La riflessione domenicale

Pubblicato giorno 17 ottobre 2022 - In home page, In primo piano, Riflessione domenicale

XXIX Domenica del Tempo Ordinario – C –

Letture: Es 17,8-13 /Sal 120/2Tm 3,14-4,2 /Lc 18,1-8

Sappiamo veramente cosa chiedere al Padre?

   In questo brano evangelico, Gesù insegna come chiedere pregando (sempre e senza stancarsi), ma prima aveva anche insegnato che cosa chiedere pregando. Sappiamo veramente che cosa chiedere a Dio Padre? Chiediamo solo di farci star bene e che le cose si svolgano per il verso che desideriamo?

Forse il punto sul quale concentrare il nostro interesse, e anche la nostra domanda insistente, è un altro. È la prima domanda del Padre nostro: Venga il tuo Regno, cioè fa’ che il tuo regno venga. O l’altra domanda equivalente: Che la tua volontà (cioè il tuo progetto sul mondo) si compia e che tu, o Dio, lo porti avanti. Cosa chiedere pregando? Questo!

Se vogliamo proprio sapere che cosa è importante domandare pregando, c’è anche la seconda serie del Padre Nostro in cui si chiede il pane nostro, per tutti e non solo per sé. E poi il perdono anche vicendevole; la domanda di non metterci alla prova (ossia di evitarci le tentazioni o, perlomeno, proteggerci perché non abbiamo a fare sbagli). Un’ultima domanda: Strappaci dal Maligno che è l’antagonista del Padre. Letteralmente: Strappaci dalle grinfie del Male.

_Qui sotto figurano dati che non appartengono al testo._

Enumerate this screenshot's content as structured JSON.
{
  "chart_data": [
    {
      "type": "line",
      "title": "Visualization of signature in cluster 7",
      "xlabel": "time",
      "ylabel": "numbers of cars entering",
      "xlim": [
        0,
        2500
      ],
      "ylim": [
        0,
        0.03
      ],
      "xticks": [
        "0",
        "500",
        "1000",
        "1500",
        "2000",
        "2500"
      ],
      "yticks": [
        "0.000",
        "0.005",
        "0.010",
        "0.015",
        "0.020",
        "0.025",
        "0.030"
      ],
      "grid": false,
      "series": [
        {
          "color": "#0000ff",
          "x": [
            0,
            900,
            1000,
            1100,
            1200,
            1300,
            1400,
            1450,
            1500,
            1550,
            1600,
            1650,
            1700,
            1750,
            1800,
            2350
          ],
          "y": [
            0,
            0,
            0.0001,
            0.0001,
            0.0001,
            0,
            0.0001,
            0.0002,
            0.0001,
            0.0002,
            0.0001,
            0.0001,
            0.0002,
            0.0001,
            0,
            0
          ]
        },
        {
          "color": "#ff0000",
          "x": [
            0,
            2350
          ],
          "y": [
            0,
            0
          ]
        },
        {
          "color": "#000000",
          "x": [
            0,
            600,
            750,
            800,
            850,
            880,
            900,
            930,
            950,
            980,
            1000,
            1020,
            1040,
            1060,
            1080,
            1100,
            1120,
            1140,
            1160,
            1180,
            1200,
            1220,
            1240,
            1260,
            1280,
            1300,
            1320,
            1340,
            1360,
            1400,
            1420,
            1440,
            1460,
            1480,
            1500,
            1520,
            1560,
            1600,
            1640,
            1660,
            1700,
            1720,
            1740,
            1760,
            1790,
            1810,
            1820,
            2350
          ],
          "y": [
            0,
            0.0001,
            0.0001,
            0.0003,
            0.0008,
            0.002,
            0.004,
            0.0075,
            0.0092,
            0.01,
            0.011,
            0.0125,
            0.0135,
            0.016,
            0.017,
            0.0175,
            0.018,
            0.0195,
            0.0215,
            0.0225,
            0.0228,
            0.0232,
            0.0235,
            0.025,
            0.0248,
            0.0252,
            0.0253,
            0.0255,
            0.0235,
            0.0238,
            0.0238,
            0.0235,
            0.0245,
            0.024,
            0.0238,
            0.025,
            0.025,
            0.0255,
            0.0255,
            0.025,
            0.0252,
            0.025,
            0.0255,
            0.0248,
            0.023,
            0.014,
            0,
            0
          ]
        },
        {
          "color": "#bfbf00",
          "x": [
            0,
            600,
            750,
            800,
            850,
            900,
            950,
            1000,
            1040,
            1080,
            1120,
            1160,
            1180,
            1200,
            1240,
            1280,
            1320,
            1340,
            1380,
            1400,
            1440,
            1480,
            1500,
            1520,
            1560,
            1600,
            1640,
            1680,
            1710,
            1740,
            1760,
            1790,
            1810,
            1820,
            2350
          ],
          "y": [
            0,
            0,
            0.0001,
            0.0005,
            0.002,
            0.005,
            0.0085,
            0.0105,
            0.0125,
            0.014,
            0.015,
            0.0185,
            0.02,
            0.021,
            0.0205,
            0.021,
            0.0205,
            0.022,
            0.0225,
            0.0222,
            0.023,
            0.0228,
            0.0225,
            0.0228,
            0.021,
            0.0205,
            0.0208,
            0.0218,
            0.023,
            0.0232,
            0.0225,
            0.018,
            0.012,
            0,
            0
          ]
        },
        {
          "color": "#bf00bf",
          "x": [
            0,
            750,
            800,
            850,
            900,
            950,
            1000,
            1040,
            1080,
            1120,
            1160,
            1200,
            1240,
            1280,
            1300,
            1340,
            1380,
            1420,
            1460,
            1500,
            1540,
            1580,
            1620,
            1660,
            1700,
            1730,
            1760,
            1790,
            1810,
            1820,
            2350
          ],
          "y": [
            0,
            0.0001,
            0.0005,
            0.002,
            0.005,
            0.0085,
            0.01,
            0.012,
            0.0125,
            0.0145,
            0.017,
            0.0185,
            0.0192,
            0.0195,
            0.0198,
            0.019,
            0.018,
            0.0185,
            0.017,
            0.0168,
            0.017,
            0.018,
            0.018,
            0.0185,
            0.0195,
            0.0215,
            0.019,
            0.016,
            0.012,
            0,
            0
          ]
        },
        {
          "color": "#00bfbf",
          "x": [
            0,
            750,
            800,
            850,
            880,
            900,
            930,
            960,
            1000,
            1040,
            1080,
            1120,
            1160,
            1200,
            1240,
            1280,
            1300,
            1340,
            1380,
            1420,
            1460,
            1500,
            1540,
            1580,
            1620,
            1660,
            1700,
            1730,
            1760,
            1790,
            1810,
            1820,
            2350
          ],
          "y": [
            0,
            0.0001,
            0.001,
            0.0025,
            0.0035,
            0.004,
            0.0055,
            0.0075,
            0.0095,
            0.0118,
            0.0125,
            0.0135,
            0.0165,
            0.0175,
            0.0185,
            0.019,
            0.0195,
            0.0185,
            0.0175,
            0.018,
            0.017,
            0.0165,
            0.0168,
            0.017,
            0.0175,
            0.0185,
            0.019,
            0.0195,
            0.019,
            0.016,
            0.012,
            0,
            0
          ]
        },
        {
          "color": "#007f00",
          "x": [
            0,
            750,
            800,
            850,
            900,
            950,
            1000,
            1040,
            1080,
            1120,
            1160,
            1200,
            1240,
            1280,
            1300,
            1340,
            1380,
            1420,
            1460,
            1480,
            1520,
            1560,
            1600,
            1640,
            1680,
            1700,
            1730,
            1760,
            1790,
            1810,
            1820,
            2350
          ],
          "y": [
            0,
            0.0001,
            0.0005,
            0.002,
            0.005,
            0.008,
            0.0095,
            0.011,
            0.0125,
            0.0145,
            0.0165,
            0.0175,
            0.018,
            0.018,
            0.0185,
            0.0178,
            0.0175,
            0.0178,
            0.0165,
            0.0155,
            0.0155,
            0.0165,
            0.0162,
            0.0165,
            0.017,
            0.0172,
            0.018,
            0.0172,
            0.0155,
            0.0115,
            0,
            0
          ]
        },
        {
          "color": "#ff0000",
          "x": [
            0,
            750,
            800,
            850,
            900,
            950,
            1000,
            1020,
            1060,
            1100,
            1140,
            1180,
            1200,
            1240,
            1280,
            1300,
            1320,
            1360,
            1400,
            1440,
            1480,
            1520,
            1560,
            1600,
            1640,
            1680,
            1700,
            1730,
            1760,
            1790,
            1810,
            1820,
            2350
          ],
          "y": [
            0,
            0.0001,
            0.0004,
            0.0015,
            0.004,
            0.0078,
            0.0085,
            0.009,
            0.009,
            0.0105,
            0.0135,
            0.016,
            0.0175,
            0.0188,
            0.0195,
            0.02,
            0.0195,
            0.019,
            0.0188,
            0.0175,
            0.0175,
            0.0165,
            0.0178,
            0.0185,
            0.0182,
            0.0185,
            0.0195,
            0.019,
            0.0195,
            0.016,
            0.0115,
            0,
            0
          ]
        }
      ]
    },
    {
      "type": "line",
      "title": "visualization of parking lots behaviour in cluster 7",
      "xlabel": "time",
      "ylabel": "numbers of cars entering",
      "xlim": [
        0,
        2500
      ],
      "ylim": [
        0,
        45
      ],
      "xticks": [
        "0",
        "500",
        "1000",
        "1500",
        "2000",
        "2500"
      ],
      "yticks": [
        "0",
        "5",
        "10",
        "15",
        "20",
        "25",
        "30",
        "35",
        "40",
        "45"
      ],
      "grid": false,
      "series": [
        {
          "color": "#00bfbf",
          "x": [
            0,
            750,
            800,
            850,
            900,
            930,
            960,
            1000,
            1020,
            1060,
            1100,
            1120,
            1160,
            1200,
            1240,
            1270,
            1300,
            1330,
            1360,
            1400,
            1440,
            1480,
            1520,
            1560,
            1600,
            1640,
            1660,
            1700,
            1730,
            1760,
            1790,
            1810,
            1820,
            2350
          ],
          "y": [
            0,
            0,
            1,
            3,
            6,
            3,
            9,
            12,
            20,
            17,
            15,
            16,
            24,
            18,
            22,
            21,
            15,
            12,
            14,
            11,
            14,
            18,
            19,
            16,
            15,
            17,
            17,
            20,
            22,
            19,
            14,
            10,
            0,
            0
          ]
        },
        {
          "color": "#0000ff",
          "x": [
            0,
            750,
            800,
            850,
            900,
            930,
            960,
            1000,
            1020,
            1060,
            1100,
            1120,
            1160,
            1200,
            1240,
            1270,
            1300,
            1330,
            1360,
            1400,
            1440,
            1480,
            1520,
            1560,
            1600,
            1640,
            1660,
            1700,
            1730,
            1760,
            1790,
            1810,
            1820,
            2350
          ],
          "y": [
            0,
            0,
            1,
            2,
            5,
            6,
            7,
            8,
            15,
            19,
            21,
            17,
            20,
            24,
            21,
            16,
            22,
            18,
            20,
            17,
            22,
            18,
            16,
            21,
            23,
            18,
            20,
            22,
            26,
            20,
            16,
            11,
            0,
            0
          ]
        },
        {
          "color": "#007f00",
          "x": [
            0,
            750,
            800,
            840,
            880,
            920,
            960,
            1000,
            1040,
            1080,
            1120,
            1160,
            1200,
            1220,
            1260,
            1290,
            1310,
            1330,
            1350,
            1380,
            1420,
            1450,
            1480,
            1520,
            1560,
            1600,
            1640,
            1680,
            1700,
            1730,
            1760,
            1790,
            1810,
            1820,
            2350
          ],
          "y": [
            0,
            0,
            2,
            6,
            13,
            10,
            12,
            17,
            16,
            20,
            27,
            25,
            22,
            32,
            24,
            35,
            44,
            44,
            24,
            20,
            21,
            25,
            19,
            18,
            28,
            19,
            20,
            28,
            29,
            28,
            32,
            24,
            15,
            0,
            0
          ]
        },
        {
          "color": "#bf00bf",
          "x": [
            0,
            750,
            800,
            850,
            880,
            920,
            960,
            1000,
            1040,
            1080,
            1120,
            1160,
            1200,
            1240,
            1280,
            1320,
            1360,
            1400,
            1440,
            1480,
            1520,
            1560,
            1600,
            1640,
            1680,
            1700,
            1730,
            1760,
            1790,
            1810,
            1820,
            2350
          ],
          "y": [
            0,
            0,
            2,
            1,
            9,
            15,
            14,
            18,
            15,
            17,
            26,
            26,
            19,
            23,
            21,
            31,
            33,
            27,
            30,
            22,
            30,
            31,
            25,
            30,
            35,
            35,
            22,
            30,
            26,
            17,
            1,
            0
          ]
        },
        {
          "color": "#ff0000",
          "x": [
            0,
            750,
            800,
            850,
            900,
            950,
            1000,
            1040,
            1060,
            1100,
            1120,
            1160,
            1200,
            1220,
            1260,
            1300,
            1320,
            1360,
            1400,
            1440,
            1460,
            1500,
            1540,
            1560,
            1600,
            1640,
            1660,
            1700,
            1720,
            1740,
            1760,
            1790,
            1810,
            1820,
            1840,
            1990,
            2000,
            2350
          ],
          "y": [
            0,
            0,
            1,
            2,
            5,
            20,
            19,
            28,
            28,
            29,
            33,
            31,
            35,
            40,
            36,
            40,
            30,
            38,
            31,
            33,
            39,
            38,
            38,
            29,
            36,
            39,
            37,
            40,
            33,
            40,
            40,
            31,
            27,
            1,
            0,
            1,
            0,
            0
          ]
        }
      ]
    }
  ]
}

   Gesù disse una parabola sulla necessità di pregare sempre, senza stancarsi. Educa i discepoli a una preghiera perseverante. L’evangelista Luca torna spesso su questo. Se l’amico non si alzerà per darti il pane perché ormai è andato a dormire, lo farà per la tua insistenza se non per amicizia… e volete che Dio non vi esaudisca prontamente? Anche S. Paolo insegna a pregare sempre, senza scoraggiarsi. La preghiera assidua, allora, non consiste nel ripetere parole (come fanno i pagani); non occorre recitare il Padre nostro 300 volte. Non occorre l’insistenza fastidiosa della vedova. Se è vero che Dio ascolta sempre, non serve la ripetizione meccanica di formule.

Se è vero che Dio ascolta sempre, è altrettanto vero che Dio ascolta a modo suo. Non sempre dà quello che chiediamo, ma dà quello che la sua benevolenza suggerisce. E allora, perché perseverare ripetendo la stessa domanda? Forse occorre modificare la domanda… Perseverare nella preghiera vuol dire fidarsi di Dio, per prima cosa. Fidarsi sia quando ci ascolta sia quando sembra ignorarci. Questo è proprio il caso che Luca sottintende quando dice pregare senza stancarsi. Sottintende le situazioni di delusione provocate dal comportamento di Dio che sembra venir meno alle promesse.

Tornando alla parabola… al centro non è la vedova insistente, ma il giudice: non l’insistenza dell’uomo nel pregare, ma la prontezza di Dio nel rispondere e fare giustizia ai suoi eletti. Se un uomo cattivo – vuol dire – si lascia alla fine convincere dalla preghiera, quanto più Dio (che è Padre buono e che è l’esatto contrario di quel giudice) esaudirà l’implorazione dei suoi fedeli, tanto più che si tratta di una domanda non piccola: Fammi giustizia!

La vedova, simbolo di ogni persona indifesa, debole, povera e maltrattata è dalla parte del bene che si vede sconfitto, del bene che è chiamato male mentre il male è chiamato bene. Nella domanda Fammi giustizia della povera vedova è racchiuso tutto il disagio dei buoni e onesti che hanno l’impressione di essere abbandonati. Se Dio è un Padre amorevole, perché non si riesce a vincere le forze della menzogna? Dice Gesù: Continuate a pregare. L’intervento di Dio è certo. Il problema è un altro. Il problema non è che Dio intervenga (lo farà certamente!), il vero problema è la nostra fede: il Figlio dell’uomo, quando tornerà, troverà ancora fede?

Non inquietatevi – vuol dire – se Dio sembra tardare, piuttosto preoccupatevi per la vostra fede.